CHAPTER 2 : COMMUNITY SOURCED THOUGHT QUESTIONS
Check for additions. Last edited: 8/1/2022
Kendel: One:
I hope to hear the group’s take on these four statements Penner makes on page 48 and 49:
“Note how the apologist debater functions something like an expert witness who is uniquely gifted and highly trained–and therefore especially qualified–to articulate and defend Christian truth in a way the rest of us cannot.”
“Objections to Christian faith in modernity come from the intelligentsia–from the highly sophisticated and intellectually rigorous modern scientific worldview.”
“As the challenge is for Christians to articulate the epistemological warrent or justification for their beliefs in terms that are objective, universal, and neutral, the average Christian in the pew may not possess the intellectual qualifications or have the requesite training to defend the faith. It is difficult, often, to even understand the objections to faith, let alone know how to respond to them.”
“I suggest modern Christian apologetics subtly undermines the very gospel it seeks to defend and does not offer us a good alternative to the skepticism and ultimate meaninglessness of the modern secular condition.”
And finally, how Penner’s description of the modern apologist square’s with this.
Two:
This quote on page 73
My strategy to this point has been “deconstructive” as I have tried to show how modern epistemology and its assumptions about human reason are merely onedevolves into ideology.

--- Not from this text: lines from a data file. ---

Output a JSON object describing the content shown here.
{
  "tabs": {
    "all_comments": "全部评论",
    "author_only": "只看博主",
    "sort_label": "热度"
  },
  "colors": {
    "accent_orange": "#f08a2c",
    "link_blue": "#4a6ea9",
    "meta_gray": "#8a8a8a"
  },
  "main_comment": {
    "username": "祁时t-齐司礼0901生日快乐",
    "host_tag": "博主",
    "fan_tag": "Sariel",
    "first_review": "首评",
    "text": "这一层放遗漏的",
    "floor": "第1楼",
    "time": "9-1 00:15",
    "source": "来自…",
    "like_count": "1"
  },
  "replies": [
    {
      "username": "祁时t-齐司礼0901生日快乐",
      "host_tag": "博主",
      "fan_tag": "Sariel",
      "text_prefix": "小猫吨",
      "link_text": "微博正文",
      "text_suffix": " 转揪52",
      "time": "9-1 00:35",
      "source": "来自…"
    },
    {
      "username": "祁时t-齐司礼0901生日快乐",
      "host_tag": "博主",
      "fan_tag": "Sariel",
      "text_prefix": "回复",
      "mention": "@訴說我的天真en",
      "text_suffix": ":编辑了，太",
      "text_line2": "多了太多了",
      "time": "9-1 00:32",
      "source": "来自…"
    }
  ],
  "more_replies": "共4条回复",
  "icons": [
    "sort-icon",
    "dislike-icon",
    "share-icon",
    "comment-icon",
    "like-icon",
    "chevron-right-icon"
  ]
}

leads me to ask, what do you read/have you read outside of white, male, western philosopy/theory/literature? Penner has not overtly stated until here (that I remember) the cultural grounding of OUNCE. I wish he had. It’s of enormous importance to his argument. Reading widely of texts from non-white, non-western, non-male, non-straight writers is revelatory.
Three:
A plea–Footnote 64 is nearly opaque to me. Can anyone help provide clarity? Much appreciated!!!